Antes, contudo, a artista estreia Pra Você Gostar de Mim, monólogo musical no qual dá vida a Carmen Miranda a partir de um recorte muito específico: a noite de 15 de julho de 1940, quando, ao voltar ao Brasil para única apresentação no Cassino da Urca, a cantora teria sido recebida por vaias após cantar South American Way e saudar a plateia com um “good night, people”.

“Essa passagem específica, quando li na biografia, me machucou. Eu me coloquei no lugar dela enquanto artista e enquanto mulher apaixonada pelo ofício, alguém que abre mão de tantas coisas para que seu ofício ocorra da melhor maneira possível.

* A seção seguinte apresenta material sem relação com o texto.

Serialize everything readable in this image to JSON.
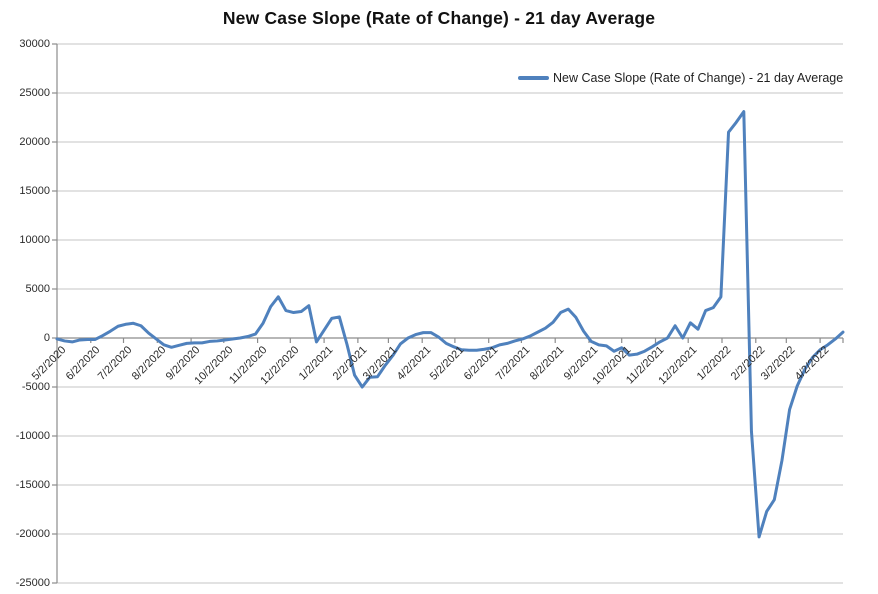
{
  "chart_data": {
    "type": "line",
    "title": "New Case Slope (Rate of Change) - 21 day Average",
    "legend": "New Case Slope (Rate of Change) - 21 day Average",
    "legend_position": "top-right",
    "grid": true,
    "line_color": "#4F81BD",
    "gridline_color": "#C6C6C6",
    "axis_color": "#8C8C8C",
    "ylim": [
      -25000,
      30000
    ],
    "ylabel": "",
    "xlabel": "",
    "y_ticks": [
      30000,
      25000,
      20000,
      15000,
      10000,
      5000,
      0,
      -5000,
      -10000,
      -15000,
      -20000,
      -25000
    ],
    "x_ticks": [
      {
        "label": "5/2/2020",
        "day": 0
      },
      {
        "label": "6/2/2020",
        "day": 31
      },
      {
        "label": "7/2/2020",
        "day": 61
      },
      {
        "label": "8/2/2020",
        "day": 92
      },
      {
        "label": "9/2/2020",
        "day": 123
      },
      {
        "label": "10/2/2020",
        "day": 153
      },
      {
        "label": "11/2/2020",
        "day": 184
      },
      {
        "label": "12/2/2020",
        "day": 214
      },
      {
        "label": "1/2/2021",
        "day": 245
      },
      {
        "label": "2/2/2021",
        "day": 276
      },
      {
        "label": "3/2/2021",
        "day": 304
      },
      {
        "label": "4/2/2021",
        "day": 335
      },
      {
        "label": "5/2/2021",
        "day": 365
      },
      {
        "label": "6/2/2021",
        "day": 396
      },
      {
        "label": "7/2/2021",
        "day": 426
      },
      {
        "label": "8/2/2021",
        "day": 457
      },
      {
        "label": "9/2/2021",
        "day": 488
      },
      {
        "label": "10/2/2021",
        "day": 518
      },
      {
        "label": "11/2/2021",
        "day": 549
      },
      {
        "label": "12/2/2021",
        "day": 579
      },
      {
        "label": "1/2/2022",
        "day": 610
      },
      {
        "label": "2/2/2022",
        "day": 641
      },
      {
        "label": "3/2/2022",
        "day": 669
      },
      {
        "label": "4/2/2022",
        "day": 700
      }
    ],
    "x": [
      "5/2/2020",
      "5/9/2020",
      "5/16/2020",
      "5/23/2020",
      "5/30/2020",
      "6/6/2020",
      "6/13/2020",
      "6/20/2020",
      "6/27/2020",
      "7/4/2020",
      "7/11/2020",
      "7/18/2020",
      "7/25/2020",
      "8/1/2020",
      "8/8/2020",
      "8/15/2020",
      "8/22/2020",
      "8/29/2020",
      "9/5/2020",
      "9/12/2020",
      "9/19/2020",
      "9/26/2020",
      "10/3/2020",
      "10/10/2020",
      "10/17/2020",
      "10/24/2020",
      "10/31/2020",
      "11/7/2020",
      "11/14/2020",
      "11/21/2020",
      "11/28/2020",
      "12/5/2020",
      "12/12/2020",
      "12/19/2020",
      "12/26/2020",
      "1/2/2021",
      "1/9/2021",
      "1/16/2021",
      "1/23/2021",
      "1/30/2021",
      "2/6/2021",
      "2/13/2021",
      "2/20/2021",
      "2/27/2021",
      "3/6/2021",
      "3/13/2021",
      "3/20/2021",
      "3/27/2021",
      "4/3/2021",
      "4/10/2021",
      "4/17/2021",
      "4/24/2021",
      "5/1/2021",
      "5/8/2021",
      "5/15/2021",
      "5/22/2021",
      "5/29/2021",
      "6/5/2021",
      "6/12/2021",
      "6/19/2021",
      "6/26/2021",
      "7/3/2021",
      "7/10/2021",
      "7/17/2021",
      "7/24/2021",
      "7/31/2021",
      "8/7/2021",
      "8/14/2021",
      "8/21/2021",
      "8/28/2021",
      "9/4/2021",
      "9/11/2021",
      "9/18/2021",
      "9/25/2021",
      "10/2/2021",
      "10/9/2021",
      "10/16/2021",
      "10/23/2021",
      "10/30/2021",
      "11/6/2021",
      "11/13/2021",
      "11/20/2021",
      "11/27/2021",
      "12/4/2021",
      "12/11/2021",
      "12/18/2021",
      "12/25/2021",
      "1/1/2022",
      "1/8/2022",
      "1/15/2022",
      "1/22/2022",
      "1/29/2022",
      "2/5/2022",
      "2/12/2022",
      "2/19/2022",
      "2/26/2022",
      "3/5/2022",
      "3/12/2022",
      "3/19/2022",
      "3/26/2022",
      "4/2/2022",
      "4/9/2022",
      "4/16/2022",
      "4/23/2022"
    ],
    "values": [
      -100,
      -300,
      -400,
      -200,
      -150,
      -150,
      250,
      700,
      1200,
      1400,
      1500,
      1250,
      500,
      -100,
      -700,
      -950,
      -750,
      -550,
      -500,
      -500,
      -350,
      -300,
      -200,
      -100,
      0,
      150,
      400,
      1500,
      3200,
      4200,
      2800,
      2600,
      2700,
      3300,
      -400,
      800,
      2000,
      2150,
      -650,
      -3800,
      -5000,
      -4000,
      -3950,
      -2800,
      -1800,
      -600,
      0,
      350,
      550,
      550,
      100,
      -550,
      -900,
      -1200,
      -1250,
      -1250,
      -1150,
      -1000,
      -700,
      -550,
      -300,
      -100,
      200,
      600,
      1000,
      1600,
      2600,
      2950,
      2100,
      700,
      -350,
      -700,
      -800,
      -1350,
      -1000,
      -1750,
      -1650,
      -1350,
      -900,
      -400,
      0,
      1250,
      0,
      1550,
      900,
      2800,
      3100,
      4200,
      21000,
      22000,
      23100,
      -9500,
      -20300,
      -17700,
      -16500,
      -12500,
      -7300,
      -4900,
      -3200,
      -2000,
      -1200,
      -700,
      -100,
      600
    ]
  }
}
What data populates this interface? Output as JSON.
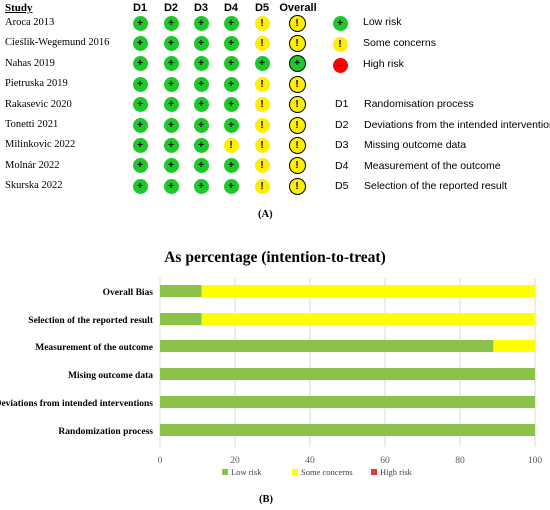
{
  "top": {
    "study_header": "Study",
    "domain_headers": [
      "D1",
      "D2",
      "D3",
      "D4",
      "D5",
      "Overall"
    ],
    "studies": [
      {
        "name": "Aroca 2013",
        "judgements": [
          "low",
          "low",
          "low",
          "low",
          "some",
          "some"
        ]
      },
      {
        "name": "Cieślik-Wegemund 2016",
        "judgements": [
          "low",
          "low",
          "low",
          "low",
          "some",
          "some"
        ]
      },
      {
        "name": "Nahas 2019",
        "judgements": [
          "low",
          "low",
          "low",
          "low",
          "low",
          "low"
        ]
      },
      {
        "name": "Pietruska 2019",
        "judgements": [
          "low",
          "low",
          "low",
          "low",
          "some",
          "some"
        ]
      },
      {
        "name": "Rakasevic 2020",
        "judgements": [
          "low",
          "low",
          "low",
          "low",
          "some",
          "some"
        ]
      },
      {
        "name": "Tonetti 2021",
        "judgements": [
          "low",
          "low",
          "low",
          "low",
          "some",
          "some"
        ]
      },
      {
        "name": "Milinkovic 2022",
        "judgements": [
          "low",
          "low",
          "low",
          "some",
          "some",
          "some"
        ]
      },
      {
        "name": "Molnár 2022",
        "judgements": [
          "low",
          "low",
          "low",
          "low",
          "some",
          "some"
        ]
      },
      {
        "name": "Skurska 2022",
        "judgements": [
          "low",
          "low",
          "low",
          "low",
          "some",
          "some"
        ]
      }
    ],
    "symbols": {
      "low": "+",
      "some": "!",
      "high": "–"
    },
    "colors": {
      "low": "#1ec72a",
      "some": "#ffee00",
      "high": "#ff0000"
    },
    "legend": [
      {
        "key": "low",
        "label": "Low risk"
      },
      {
        "key": "some",
        "label": "Some concerns"
      },
      {
        "key": "high",
        "label": "High risk"
      }
    ],
    "domain_key": [
      {
        "code": "D1",
        "label": "Randomisation process"
      },
      {
        "code": "D2",
        "label": "Deviations from the intended interventions"
      },
      {
        "code": "D3",
        "label": "Missing outcome data"
      },
      {
        "code": "D4",
        "label": "Measurement of the outcome"
      },
      {
        "code": "D5",
        "label": "Selection of the reported result"
      }
    ],
    "caption": "(A)"
  },
  "chart_data": {
    "type": "bar",
    "orientation": "horizontal",
    "stacked": true,
    "title": "As percentage (intention-to-treat)",
    "categories": [
      "Overall Bias",
      "Selection of the reported result",
      "Measurement of the outcome",
      "Mising outcome data",
      "Deviations from intended interventions",
      "Randomization process"
    ],
    "series": [
      {
        "name": "Low risk",
        "color": "#8bc34a",
        "values": [
          11.1,
          11.1,
          88.9,
          100,
          100,
          100
        ]
      },
      {
        "name": "Some concerns",
        "color": "#ffff00",
        "values": [
          88.9,
          88.9,
          11.1,
          0,
          0,
          0
        ]
      },
      {
        "name": "High risk",
        "color": "#e53935",
        "values": [
          0,
          0,
          0,
          0,
          0,
          0
        ]
      }
    ],
    "xlim": [
      0,
      100
    ],
    "xticks": [
      "0",
      "20",
      "40",
      "60",
      "80",
      "100"
    ],
    "legend_position": "bottom",
    "caption": "(B)"
  }
}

E ela, super apaixonada pelo país, como era, ser recepcionada por vaias depois de tantos anos longe divulgando a imagem e o nome do país com muito carinho, fiquei muito tocada. E descobrir quais foram os motivos dessas vaias”.

O espetáculo cumpre sessões nos dias 29 e 30 de outubro no canal oficial de Ricci no YouTube. As apresentações funcionam como pré-estreia antes da obra chegar aos palcos. “Por ser uma verba reduzida e querermos contar uma história com cenas e números musicais, a maneira de resolver foi online. Para garantir a qualidade, decidimos fazer gravado, e não a simples transmissão de um show, porque temos uma história, uma passagem de tempo, e sem dizer a dificuldade do momento que vivemos, da necessidade da conexão, de ver gente. Acima disso, queremos fazer uma homenagem calorosa e carinhosa”.

Com texto assinado por Guilherme Gonzales e direção dividida entre Ricci e Celso Correia Lopes (sob a direção musical de Reinaldo Sanches), o musical foca Carmen numa sessão de terapia após o ocorrido, ainda que, de acordo com o biógrafo da cantora, Ruy Castro, as vaias nunca tenham de fato ocorrido. 

“Ela sentia que havia sido vaiada pelo público dela, e não era verdade. Queremos desdobrar essa história e mostrar o que estava por trás dessas vaias. Aí o ponto de partida do projeto: o que isso talvez tenha gerado dentro dela e o que trouxe de questionamentos”, finaliza Ricci. As sessões acontecem às 20h e são gratuitas.